Private Choice or Public Health
Jan 19th
Dr Martin Schweigger
The MMR debate is a mix of scientific argument, accusation, personality clashes, media intervention, patient power, public policies and universal mistrust. Will this controversy be repeated again and again as the public/private debate develops in medicine?

Mars, Red or Dead?
Feb 9th
Oliver Morton
Mars continues to surprise us. Almost every day new information and pictures make space scientists revise their ideas - whether about the possibility of life on other planets or the relevance to the history of the Earth and the development of the solar system. An update on the latest from the Red Planet.
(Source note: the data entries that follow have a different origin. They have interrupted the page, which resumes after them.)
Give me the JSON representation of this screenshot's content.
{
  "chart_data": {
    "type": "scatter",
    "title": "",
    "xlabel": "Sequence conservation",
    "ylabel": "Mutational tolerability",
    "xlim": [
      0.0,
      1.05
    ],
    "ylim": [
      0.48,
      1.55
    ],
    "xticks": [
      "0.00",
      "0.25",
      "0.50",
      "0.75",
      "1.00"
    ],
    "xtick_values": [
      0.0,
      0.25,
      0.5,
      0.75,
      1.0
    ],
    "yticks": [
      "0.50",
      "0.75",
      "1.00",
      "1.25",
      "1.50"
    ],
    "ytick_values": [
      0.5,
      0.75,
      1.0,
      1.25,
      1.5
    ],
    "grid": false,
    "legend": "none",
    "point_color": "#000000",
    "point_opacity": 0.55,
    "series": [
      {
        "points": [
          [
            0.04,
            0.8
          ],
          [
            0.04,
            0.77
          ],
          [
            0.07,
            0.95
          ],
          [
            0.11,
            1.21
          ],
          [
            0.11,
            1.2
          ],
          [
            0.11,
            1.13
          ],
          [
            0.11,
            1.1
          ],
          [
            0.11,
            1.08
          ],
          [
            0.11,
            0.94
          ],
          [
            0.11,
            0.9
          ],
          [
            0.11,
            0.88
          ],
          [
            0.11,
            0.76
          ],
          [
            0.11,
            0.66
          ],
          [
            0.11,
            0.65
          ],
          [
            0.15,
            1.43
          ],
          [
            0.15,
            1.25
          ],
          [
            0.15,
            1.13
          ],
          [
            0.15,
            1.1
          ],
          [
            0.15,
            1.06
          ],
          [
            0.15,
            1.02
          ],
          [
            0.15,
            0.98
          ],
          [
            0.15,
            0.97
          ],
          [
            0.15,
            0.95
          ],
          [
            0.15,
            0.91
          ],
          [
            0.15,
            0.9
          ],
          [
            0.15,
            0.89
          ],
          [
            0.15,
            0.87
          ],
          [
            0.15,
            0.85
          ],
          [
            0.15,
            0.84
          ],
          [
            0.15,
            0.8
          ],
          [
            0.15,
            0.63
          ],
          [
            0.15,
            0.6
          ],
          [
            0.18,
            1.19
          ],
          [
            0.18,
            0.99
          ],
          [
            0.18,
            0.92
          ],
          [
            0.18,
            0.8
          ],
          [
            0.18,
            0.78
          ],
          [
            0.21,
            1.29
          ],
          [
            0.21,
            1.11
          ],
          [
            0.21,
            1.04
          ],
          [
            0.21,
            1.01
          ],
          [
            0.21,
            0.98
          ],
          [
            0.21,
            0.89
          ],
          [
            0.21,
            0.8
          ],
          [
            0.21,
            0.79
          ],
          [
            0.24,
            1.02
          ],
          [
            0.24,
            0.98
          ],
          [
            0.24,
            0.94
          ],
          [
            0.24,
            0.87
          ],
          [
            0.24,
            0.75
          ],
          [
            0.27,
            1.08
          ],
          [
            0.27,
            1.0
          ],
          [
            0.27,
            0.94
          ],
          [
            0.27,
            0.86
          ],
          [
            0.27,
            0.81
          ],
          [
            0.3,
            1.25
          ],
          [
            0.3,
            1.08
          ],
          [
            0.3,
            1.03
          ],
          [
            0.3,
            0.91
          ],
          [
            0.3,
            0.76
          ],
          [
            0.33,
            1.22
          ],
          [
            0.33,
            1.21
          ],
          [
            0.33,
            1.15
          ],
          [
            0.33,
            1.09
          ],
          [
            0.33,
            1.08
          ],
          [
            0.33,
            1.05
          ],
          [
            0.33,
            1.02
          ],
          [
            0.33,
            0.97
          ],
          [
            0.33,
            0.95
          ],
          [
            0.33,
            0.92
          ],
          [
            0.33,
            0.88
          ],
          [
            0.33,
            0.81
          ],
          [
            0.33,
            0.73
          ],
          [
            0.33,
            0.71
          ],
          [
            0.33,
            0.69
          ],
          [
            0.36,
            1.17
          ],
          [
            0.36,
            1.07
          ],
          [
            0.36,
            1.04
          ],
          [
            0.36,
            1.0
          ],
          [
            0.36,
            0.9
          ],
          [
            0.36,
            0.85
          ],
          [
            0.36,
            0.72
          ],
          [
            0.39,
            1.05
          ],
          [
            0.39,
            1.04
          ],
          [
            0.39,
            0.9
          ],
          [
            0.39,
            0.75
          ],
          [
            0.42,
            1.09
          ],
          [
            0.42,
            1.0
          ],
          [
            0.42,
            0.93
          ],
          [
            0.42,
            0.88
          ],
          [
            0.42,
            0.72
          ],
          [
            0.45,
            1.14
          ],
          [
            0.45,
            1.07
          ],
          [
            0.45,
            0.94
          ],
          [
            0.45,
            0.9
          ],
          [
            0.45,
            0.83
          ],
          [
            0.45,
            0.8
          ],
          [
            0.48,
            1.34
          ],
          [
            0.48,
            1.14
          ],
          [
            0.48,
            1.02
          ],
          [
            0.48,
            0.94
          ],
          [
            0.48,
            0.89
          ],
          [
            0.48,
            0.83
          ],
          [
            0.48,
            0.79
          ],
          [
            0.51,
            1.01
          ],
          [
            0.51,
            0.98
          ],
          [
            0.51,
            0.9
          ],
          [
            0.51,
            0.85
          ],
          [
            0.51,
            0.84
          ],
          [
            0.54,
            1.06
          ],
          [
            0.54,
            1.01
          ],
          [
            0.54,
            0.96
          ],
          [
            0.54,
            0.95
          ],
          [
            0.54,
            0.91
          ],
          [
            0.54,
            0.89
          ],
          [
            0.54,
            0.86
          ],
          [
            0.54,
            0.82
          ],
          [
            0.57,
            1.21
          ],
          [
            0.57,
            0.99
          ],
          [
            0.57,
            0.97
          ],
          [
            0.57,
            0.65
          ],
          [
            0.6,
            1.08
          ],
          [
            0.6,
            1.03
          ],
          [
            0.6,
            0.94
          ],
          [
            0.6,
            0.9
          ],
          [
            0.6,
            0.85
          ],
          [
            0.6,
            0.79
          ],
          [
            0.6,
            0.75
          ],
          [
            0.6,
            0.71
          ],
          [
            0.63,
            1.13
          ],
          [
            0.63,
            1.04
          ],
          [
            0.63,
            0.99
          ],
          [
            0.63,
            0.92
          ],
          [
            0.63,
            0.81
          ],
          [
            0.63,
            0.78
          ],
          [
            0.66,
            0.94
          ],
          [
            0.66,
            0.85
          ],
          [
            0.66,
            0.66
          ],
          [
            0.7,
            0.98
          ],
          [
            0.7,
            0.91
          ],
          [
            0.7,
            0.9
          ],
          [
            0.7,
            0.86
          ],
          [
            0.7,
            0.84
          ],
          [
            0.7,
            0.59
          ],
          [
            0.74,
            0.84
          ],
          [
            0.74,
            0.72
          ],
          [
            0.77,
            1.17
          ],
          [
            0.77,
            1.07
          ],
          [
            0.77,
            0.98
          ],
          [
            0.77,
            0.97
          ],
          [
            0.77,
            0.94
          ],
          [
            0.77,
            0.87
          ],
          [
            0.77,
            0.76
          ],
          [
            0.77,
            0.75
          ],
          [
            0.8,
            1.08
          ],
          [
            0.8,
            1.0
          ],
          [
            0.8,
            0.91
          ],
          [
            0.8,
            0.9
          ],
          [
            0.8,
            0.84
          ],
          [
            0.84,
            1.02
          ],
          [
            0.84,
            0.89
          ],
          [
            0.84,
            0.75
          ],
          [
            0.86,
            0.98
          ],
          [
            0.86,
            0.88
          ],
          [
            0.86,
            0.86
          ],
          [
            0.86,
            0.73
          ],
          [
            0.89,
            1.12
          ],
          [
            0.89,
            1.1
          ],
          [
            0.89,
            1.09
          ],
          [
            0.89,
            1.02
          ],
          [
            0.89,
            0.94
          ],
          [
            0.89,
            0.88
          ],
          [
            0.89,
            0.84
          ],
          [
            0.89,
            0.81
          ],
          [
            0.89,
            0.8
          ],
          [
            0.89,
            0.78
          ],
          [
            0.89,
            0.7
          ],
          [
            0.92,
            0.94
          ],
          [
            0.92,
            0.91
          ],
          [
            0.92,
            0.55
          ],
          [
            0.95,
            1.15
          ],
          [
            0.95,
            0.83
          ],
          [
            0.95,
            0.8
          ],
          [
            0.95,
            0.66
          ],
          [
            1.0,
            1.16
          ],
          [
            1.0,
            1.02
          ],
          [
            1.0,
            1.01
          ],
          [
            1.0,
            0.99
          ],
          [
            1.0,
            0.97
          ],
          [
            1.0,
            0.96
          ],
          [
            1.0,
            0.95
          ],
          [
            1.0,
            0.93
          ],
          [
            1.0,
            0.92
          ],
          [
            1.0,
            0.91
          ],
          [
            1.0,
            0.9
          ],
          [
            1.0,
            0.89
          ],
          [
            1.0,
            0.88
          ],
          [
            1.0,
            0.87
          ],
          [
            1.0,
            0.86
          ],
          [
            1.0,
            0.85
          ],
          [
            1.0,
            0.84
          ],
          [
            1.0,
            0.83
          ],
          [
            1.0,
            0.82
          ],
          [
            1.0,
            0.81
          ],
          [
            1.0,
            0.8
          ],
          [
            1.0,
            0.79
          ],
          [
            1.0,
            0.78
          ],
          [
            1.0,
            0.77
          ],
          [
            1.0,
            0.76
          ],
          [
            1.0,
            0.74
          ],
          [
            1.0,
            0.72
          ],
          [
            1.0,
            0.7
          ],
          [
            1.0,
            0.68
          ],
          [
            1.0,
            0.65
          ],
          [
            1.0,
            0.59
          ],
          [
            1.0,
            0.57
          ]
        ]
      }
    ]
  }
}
Trust, Scepticism and Cynicism in Science
Mar 2nd
Kieron O'Hara
Science is particularly reliant on trust. Disasters such as the BSE crisis have led to a collapse in confidence; now scientific opinion about the MMR vaccine or GM foods is ignored or lost in the noise. Many commentators now advocate the precautionary principle, the idea that innovation should not be introduced unless it can be shown that it is safe and risk-free. Is this a sensible, sceptical line about scientists who overestimate their capabilities, and who are in hock to commercial interests? Or has public disquiet gone beyond scepticism towards self-defeating cynicism? Is science a juggernaut out of control - or has a Luddite spirit returned to hold back human progress? In whose interests are scientists - and their critics - acting?

The Physics of Society
Apr 20th
Philip Ball
Are there laws of nature that guide human affairs? Is there anything inevitable about the ways humans behave and organise themselves? Have we complete freedom in creating our societies, or are we trapped by 'human nature'? How much of society can be described by physics?

Darwin and Politics
May 17th
Greg Radick
Was Darwin completely free from cultural and political influences, or was he a creature of his time? Engels suggested that the theory of evolution was a conjuring trick. All Darwin had done was use Malthus' population theory and mix it with the capitalist doctrine of competition. He then applied it to Nature and called it evolution. In the light of historical research has this criticism any validity today? And could it be applied to other scientific ideas? Can science be separated from politics?

The Future of Alchemy
Jul 6th
David Knight
To many people alchemy is seen as the fruitless search for the philosopher's stone, a crude and misguided attempt to mix religion, science and magic. But was alchemy a series of delusions and confidence tricks, or were alchemists struggling with some of the ideas that still trouble us today - the difference between nature and artifice, the search for a theory of everything, and the synthesis of life itself?

Medicines Out Of Control
Oct 18th
Charles Medawar
The question of how scientific research is funded, monitored, published and then used is at the heart of the current debate about the antidepressant Seroxat. As far as the patient is concerned, is the pharmaceutical research objective? Is all of it published? Is it properly monitored? Are the warnings in the packet complete and truthful? Is the regulatory body independent and efficient? Or is the medical profession in the pocket of the big pharmaceutical companies?